Although there are elements of Rock Band’s timing and Dance Central’s choreography in Fantasia: Music Evolved, Harmonix is basically creating an entirely new genre with this game. It’s a music game where players remix songs on the fly while moving their arms as if they’re conducting an orchestra. Think Mickey Mouse as the Sorcerer’s Apprentice, using his hands to make the waves rise and the stars streak while standing on top of a mountain in Fantasia, only you’re in front of your TV gesticulating your way through a chiptune / big band mash-up of Dvo?ák’s Symphony No. 9.
Manipulating music is the heart of Fantasia: Music Evolved, and part of why Harmonix wanted to work on the project to begin with. “The fun part of working on this game is that, where with Rock Band you play songs over and over again, here each song has a pretty deep well of opportunity,” Sussman boasts. “There are tons of choices you can make that change the output, and a tremendous amount of replay value in each song.”
Each song appears in its original version along with two remixes rooted in different musical styles. At various points while playing the song you’re given the option to pick between these mixes. Sometimes you can switch between individual instruments from one mix to another, mashing up elements of all three mixes, resulting in, say, a “Bohemian Rhapsody” with Freddie Mercury’s original vocals, classical strings and heavy metal guitar.
As Sussman describes how players can remix songs the publicist unlocks one of the game’s music manipulation tools. With his arms he slashes away at the edges of a floating geometric shape, gradually unlocking a device that lets him record a new guitar solo that’ll loop over the song. His on-screen cursor, called a “muse” within the game, shoots across a metallic oval that’s essentially a scale, with each section producing a different note. When the publicist finishes his solo the notes are seamlessly added to the song. He basically paints a new guitar solo over the original.

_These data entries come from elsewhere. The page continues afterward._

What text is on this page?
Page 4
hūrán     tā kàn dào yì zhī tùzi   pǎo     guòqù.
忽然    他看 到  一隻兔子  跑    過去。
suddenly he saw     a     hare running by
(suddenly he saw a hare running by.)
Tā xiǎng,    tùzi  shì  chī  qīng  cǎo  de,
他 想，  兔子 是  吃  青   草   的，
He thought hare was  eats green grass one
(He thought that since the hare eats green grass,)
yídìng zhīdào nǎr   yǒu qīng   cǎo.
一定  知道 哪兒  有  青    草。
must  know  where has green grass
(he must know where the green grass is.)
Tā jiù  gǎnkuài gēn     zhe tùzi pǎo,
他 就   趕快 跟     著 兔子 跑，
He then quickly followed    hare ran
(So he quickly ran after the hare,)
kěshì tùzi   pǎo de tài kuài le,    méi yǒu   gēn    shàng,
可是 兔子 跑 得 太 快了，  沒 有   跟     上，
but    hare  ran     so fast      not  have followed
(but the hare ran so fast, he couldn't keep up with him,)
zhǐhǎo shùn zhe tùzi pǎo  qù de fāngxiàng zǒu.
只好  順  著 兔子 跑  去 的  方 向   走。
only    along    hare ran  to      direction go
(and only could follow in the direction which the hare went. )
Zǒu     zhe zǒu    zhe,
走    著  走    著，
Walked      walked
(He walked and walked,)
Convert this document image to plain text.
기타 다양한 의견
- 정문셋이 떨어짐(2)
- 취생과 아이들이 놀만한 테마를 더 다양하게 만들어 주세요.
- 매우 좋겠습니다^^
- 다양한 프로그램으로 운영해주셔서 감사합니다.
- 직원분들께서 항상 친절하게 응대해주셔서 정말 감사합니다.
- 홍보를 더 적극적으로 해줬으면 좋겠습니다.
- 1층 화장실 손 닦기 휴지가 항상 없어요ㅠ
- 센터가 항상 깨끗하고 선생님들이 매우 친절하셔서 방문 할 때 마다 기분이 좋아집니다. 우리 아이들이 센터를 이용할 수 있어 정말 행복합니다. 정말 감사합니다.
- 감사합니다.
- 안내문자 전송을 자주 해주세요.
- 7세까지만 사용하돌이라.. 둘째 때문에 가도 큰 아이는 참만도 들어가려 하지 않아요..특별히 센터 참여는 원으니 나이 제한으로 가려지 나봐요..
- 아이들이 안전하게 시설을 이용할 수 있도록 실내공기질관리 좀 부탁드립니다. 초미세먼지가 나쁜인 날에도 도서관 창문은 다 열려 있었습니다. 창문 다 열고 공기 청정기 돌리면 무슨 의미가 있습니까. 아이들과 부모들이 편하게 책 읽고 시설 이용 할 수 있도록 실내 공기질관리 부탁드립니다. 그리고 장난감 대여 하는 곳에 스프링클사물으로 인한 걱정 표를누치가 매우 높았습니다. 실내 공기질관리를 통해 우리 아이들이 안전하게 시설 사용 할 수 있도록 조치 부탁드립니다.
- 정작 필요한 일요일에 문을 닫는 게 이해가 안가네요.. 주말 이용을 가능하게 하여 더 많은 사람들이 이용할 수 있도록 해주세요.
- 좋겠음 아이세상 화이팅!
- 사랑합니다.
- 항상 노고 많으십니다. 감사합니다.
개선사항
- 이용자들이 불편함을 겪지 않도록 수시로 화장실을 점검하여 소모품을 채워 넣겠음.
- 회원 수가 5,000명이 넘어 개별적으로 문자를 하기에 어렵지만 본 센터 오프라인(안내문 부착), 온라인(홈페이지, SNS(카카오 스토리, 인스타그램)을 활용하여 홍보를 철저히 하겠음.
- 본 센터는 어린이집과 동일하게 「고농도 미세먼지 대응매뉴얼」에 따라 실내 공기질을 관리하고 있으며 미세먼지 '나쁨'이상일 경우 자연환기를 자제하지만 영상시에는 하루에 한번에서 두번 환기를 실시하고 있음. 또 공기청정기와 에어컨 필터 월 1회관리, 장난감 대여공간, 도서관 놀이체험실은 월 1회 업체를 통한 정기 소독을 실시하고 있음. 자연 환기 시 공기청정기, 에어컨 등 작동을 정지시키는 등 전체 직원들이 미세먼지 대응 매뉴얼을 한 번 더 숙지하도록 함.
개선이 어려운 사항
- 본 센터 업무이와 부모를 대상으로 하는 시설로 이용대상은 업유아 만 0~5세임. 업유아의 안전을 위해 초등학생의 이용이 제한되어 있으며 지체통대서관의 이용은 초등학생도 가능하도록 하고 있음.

There are 33 songs in total on the Fantasia: Music Evolved disc. Sussman acknowledges that might sound light compared to the dozens of songs in each new Rock Band, but he cautions that the music in Fantasia isn’t comparable to any other music game. “It’s like we’re changing the definition of what a song is in the music game space,” he says. “Each song is actually a song plus multiple remixes plus all the manipulators. There are literally thousands of different permutations that a single song could take.”
Those options took time to produce. Harmonix was provided the original stems from the record labels, but had to record the new instrumentation for every mix, making sure they fit alongside the original songs. For “Bohemian Rhapsody”, Sussman says, “the audio director Eric Brosius recorded the heavy metal mix on his own and then we worked with Inon Zur to compose and perform the classical stems. We do a lot of the work ourselves and we’ll farm some of that out to professionals around the world.”
In the past some musicians have been particularly careful about how Rock Band and Guitar Hero could use their music or image. The level of editing and remixing done to the original songs in Fantasia goes far beyond any other music game, though. Sussman admits that Disney and Harmonix were requesting an unheard of amount of leeway with these songs. “Our offer letter was unprecedented in terms of getting license to do all this stuff, to remix the songs, to allow players to remix the songs,” he says. “There were artists who didn’t want to let people do that, and they’re not in the game.